COVID-19 has brought an immense disruption to the world, including to China — where the case was first found in the Chinese city of Wuhan in 2019. But, just how COVID-19 has disrupted China’s Belt and Road Initiative so far?

Infographics on China’s Belt and Road Initiative. Source.

There are at least three ways the COVID-19 as well as its implications impact the Belt and Road Initiative and its projects. First, through travel restriction and quarantine for workers. Second, limited supply. Third, tendency of Belt and Road countries to maintain domestic stability.

Days before the Chinese New Year in 2020, many Chinese workers working in the Jakarta-Bandung High Speed Rail project in Indonesia flew back to China to celebrate the festive with their families. However, after the celebration of the Chinese New Year came to an end, many faced travel restriction and quarantine — and barred temporarily to leave their hometown and country.

These workers range from low-skilled workers to people in managerial and planning position. With many of those working in Belt and Road projects, not only in Indonesia, but also in other countries are temporarily barred to leave, it is expected that this will bring delays to the projects.

With domestic workers in China are also being temporarily laid-off, materials produced in Chinese factories are also halted from being produced.
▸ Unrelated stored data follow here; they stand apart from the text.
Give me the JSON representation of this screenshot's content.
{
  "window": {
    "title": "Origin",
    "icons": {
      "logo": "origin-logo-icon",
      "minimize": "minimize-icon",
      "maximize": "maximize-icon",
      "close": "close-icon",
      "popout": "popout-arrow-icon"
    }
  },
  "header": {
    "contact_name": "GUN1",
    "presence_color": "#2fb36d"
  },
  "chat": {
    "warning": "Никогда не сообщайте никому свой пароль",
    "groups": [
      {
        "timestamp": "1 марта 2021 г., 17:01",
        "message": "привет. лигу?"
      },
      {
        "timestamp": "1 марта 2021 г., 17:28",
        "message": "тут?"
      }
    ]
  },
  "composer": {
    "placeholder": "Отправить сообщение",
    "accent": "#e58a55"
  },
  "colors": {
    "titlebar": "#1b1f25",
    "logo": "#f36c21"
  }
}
Hence, trade of materials from China to many Belt and Road countries is also come into a halt — statistically, many Belt and Road projects source majority of their materials from China. With materials are not being delivered in time, it is expected that the projects will be further delayed.

In the long run, countries will struggle to stabilize their economies in the wake of COVID-19 outbreak. Many of them are expected to prioritize their domestic stability. China is not an exception. Paul Haenle (2020), writes that

China’s economic standstill in the first quarter of 2020 will undoubtedly prompt a government response, likely in the form of interest rate cuts, increased lending, and fiscal stimulus measures. Even if the economy recovers, the government will face pressure to invest resources domestically rather than overseas.

This (the outbreak) too, could be capitalized by countries that already wanted to “abandon unsuccessful or politically unpopular projects” to do it now. Quick and less painful.

China’s Belt and Road will undoubtedly outlive COVID-19 pandemic. What China has to ensure is whether the friendship of Belt and Road countries is stronger than their fear to the pandemic.